Professionals in Lebanon’s fuel sector called on Wednesday for a series of measures that they believe will remedy the impact on their businesses of the sharp fluctuations of the Lebanese lira against the dollar on the parallel market.
Lebanon’s national currency has lost more than 98 percent of its value since 2019, and its exchange trajectory against the US dollar has grown increasingly erratic in recent weeks. As a result, it has become typical that the Energy Ministry issues new prices in Lebanese lira twice daily for gasoline, diesel and domestic gas, and on Tuesday it updated fuel tariffs three times.
During a meeting at the headquarters of the Association of Petroleum Importing Companies, representatives of the various companies — including importers and distributors of gasoline, fuel oil and gas, as well as owners of gas stations — demanded that the Ministry of Energy and Water amend its way of setting fuel prices to be more responsive to periods during which the exchange rate changes rapidly on the market, as was the case Tuesday.
These demands were made in two parts. The industry first asked for the distribution of an application relaying the fuel prices based on how the exchange rate is evolving, even during the weekends.
According to the association’s head, Maroun Chammas, who held a press briefing after the meeting, this application is “ready” and its launch depends on the ministry’s decision. According to Chammas, this application’s operation is more transparent than the informal ones currently used, and prices will be automatically adjusted if the exchange rate changes by more than LL1,000 in an hour or more.

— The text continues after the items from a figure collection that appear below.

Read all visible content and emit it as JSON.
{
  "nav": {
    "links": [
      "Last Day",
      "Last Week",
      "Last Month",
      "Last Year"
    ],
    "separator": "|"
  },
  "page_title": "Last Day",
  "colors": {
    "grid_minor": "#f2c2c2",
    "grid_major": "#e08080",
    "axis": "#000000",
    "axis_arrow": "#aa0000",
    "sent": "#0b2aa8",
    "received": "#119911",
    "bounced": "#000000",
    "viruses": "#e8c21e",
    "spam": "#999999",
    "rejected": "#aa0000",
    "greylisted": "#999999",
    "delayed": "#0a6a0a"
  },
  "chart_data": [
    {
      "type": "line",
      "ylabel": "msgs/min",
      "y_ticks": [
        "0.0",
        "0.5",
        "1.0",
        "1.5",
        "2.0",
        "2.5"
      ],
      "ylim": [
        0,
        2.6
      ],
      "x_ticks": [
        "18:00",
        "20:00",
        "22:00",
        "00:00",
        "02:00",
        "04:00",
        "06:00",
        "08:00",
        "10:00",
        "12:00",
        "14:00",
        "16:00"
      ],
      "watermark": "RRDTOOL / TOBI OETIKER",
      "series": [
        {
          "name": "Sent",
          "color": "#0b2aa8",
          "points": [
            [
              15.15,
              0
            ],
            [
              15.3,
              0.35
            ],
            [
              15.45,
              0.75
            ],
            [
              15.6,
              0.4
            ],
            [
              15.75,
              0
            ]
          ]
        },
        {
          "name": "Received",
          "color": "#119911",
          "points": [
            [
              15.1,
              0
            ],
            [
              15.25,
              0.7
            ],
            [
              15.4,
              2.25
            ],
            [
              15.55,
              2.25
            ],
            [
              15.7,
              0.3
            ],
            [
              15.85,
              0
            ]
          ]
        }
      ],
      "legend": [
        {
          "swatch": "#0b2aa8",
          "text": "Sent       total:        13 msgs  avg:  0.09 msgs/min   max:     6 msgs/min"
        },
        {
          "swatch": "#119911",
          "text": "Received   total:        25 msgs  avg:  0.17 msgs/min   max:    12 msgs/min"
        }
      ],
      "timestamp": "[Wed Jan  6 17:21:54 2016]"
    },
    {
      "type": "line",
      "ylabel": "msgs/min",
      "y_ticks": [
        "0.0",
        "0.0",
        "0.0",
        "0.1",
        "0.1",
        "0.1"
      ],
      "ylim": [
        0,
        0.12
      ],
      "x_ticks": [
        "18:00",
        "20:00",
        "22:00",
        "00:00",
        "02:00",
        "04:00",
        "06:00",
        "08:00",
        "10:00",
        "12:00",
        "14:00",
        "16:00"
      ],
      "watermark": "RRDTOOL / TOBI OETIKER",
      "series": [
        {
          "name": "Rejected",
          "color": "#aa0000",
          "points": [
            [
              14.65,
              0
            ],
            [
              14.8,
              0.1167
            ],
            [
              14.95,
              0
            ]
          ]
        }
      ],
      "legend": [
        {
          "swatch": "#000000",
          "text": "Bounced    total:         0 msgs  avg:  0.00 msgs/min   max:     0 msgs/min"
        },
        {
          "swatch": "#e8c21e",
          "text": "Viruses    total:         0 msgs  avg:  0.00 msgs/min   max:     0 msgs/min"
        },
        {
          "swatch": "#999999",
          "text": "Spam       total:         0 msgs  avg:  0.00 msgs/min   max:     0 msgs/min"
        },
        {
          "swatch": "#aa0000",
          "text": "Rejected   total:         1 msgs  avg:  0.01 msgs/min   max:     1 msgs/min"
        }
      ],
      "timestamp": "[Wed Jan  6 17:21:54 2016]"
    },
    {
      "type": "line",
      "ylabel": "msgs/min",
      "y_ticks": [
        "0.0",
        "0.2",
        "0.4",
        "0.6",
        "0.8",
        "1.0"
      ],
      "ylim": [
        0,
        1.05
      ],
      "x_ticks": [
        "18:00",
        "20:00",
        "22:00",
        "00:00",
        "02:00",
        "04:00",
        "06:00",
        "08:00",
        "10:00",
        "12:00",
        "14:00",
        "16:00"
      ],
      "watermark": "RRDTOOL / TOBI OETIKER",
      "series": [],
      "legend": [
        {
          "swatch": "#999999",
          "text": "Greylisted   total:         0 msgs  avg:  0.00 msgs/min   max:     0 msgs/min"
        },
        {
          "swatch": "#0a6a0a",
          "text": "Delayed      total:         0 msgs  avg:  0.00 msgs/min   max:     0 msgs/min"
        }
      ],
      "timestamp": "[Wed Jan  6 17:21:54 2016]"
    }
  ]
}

According to Chammas, the application was developed by the Lebanese company Tedmob in partnership with an American company; Chammas did not reveal the American company’s name.
Setting fuel pumps
For as long as this application remains unimplemented and if the minister is reluctant to change the prices every hour in the event of strong fluctuations, those gathered at the meeting said the fuel industry plans to unilaterally align its prices to the market rate.
For gas stations, this would mean setting some pumps to display prices in dollars and others to displace them in Lebanese lira in line with the official prices issued by the ministry.
“Station managers will be free to shut down gas pumps set according to the ministry’s prices in lira if they are exceeded and to only keep the others. This option will be activated only when we have exhausted all remedies to support our demands,” said Chammas.
The sector’s representatives plan to defend these demands before Energy Minister Walid Fayad, who is currently participating in the World Water Summit in New York and is set to return to Lebanon at the beginning of the week.
However, many details will have to be worked out to make either process viable, such as whether gas stations will also give change in dollars or lira, and how to avoid abuses (like forcing customers to pay in dollars or adding a margin on prices in lira), among other things.
On Tuesday, in less than 24 hours, the exchange rate on the market rose by nearly LL30,000, hitting LL142,000 before falling back to around LL110,000 following a new intervention by the central bank.
With every quick increase in the exchange rate, some distributors stop selling their goods to avoid cutting into their profit margins or even making a loss, while others decide to sell at the market rate or sell in dollars.
According to those present, caretaker Prime Minister Najib Mikati and caretaker Economy and Trade Minister Amin Salam have no objection to the fuel sector benefiting from the same arrangements as the tourism sector or, more recently, supermarkets, which are now permitted to display prices in dollars and charge their customers in lira at the market rate, or a rate close to it.